The 19 year-old tweeted a link to the film, he recorded on his mobile phone, with the message: “Got something I need to say … not been an easy decision to make, hope you can support me!”.

In the statement, Daley said “Come spring this year my life changed massively when I met someone and it made me feel so happy, so safe, and everything just feels great. And, well, that someone is a guy.”

“My whole world just changed right there and then. Of course I still fancy girls, but right now I’m dating a guy and I couldn’t be happier. It really does feel right. People are going to have opinions and people are going to make a big deal of this. Is it a big deal? I don’t think so.”, he stressed.

At the end of the five minute clip Daley hoped his fans would get behind him.

“I’m still Tom, I still want to win an Olympic gold medal for Great Britain in Rio 2016 – I’m still as motivated as ever to do that. It would be great to have you guys on that journey too”.

The Olympic bronze medal-winning diver becomes one of the most high-profile British sportsmen to come out as bisexual or gay, following the announcements of the former British and Irish Lions and Wales captain Gareth Thomas, the cricketer Steven Davies and the Ice skater John Curry.

Reactions to the announcement

Daley’s announcement was followed by several messages of support from the sports world, including the former England rugby union player and activist Ben Cohen, the four times Olympic rowing gold medallist Sir Matthew Pinsent and the BBC Sport Olympics presenter Clare Balding.

The Scottish cyclist Graeme Obree, who came out in 2011, considered the revelation positive but warned Daley may lose sponsorship as several national companies have “an international presence in countries that don’t tolerate gay people”.

The British Swimming Chief Executive and Board Member David Sparkes said:

“Everybody within British Swimming supports Tom and his announcement.
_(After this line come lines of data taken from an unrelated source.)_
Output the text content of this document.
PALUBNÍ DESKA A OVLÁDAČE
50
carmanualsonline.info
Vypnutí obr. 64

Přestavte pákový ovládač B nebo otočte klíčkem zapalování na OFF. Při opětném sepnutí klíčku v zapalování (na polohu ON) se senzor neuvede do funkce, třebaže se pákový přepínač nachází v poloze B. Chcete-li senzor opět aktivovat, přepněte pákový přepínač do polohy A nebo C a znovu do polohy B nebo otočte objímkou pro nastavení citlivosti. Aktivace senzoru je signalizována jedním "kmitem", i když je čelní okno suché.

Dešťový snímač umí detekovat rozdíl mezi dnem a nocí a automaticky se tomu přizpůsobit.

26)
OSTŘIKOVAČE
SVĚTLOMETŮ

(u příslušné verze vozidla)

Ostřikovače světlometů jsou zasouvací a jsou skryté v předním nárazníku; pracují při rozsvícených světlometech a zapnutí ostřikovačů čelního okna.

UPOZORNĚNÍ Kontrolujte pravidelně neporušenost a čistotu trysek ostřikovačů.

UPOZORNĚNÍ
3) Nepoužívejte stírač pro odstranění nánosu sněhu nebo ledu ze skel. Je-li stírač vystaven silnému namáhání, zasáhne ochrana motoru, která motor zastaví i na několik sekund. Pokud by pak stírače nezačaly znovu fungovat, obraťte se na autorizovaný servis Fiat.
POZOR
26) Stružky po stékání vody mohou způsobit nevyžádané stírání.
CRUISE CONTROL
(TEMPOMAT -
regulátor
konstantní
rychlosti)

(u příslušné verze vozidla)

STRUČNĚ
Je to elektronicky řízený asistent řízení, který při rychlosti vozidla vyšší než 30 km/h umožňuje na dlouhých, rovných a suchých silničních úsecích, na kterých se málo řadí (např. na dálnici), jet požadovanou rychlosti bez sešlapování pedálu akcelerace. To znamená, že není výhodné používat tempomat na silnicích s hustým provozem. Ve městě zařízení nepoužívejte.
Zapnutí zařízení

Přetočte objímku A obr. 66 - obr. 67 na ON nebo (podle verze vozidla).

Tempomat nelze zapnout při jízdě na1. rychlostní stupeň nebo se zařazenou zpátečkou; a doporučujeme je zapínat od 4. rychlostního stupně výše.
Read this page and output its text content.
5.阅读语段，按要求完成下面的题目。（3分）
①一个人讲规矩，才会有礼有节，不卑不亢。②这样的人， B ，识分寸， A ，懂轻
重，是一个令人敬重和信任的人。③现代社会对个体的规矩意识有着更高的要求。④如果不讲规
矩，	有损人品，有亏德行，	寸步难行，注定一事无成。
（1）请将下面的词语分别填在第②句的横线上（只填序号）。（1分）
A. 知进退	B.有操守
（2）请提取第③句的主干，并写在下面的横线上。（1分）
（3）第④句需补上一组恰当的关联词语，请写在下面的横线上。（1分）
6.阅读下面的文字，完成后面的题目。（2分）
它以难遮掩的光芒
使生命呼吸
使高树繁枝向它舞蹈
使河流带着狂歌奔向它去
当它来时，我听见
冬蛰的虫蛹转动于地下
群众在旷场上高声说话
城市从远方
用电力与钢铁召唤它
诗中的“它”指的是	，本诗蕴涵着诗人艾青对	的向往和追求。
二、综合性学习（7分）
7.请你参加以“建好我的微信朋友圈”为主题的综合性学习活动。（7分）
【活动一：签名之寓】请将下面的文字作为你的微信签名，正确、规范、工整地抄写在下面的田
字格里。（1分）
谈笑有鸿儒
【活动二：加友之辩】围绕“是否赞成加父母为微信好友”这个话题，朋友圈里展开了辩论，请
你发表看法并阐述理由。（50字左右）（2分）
It’s a very private matter and doesn’t change the very positive way in which we will continue to work with Tom.”

Gay sporting stars come out

In 2013, several other sporting starts have come out, including the Los Angeles Galaxy striker Robbie Rogers, the NBA centre Jason Collins, the American basketball player Brittney Griner and the Swedish Women’s national team midfielder Caroline Seger.

The announcements have sparked controversy and debates on whether the sporting world, often seen as sexist and heavily influenced by masculine psychology, and fans are prepared to welcome and include professional gay athletes.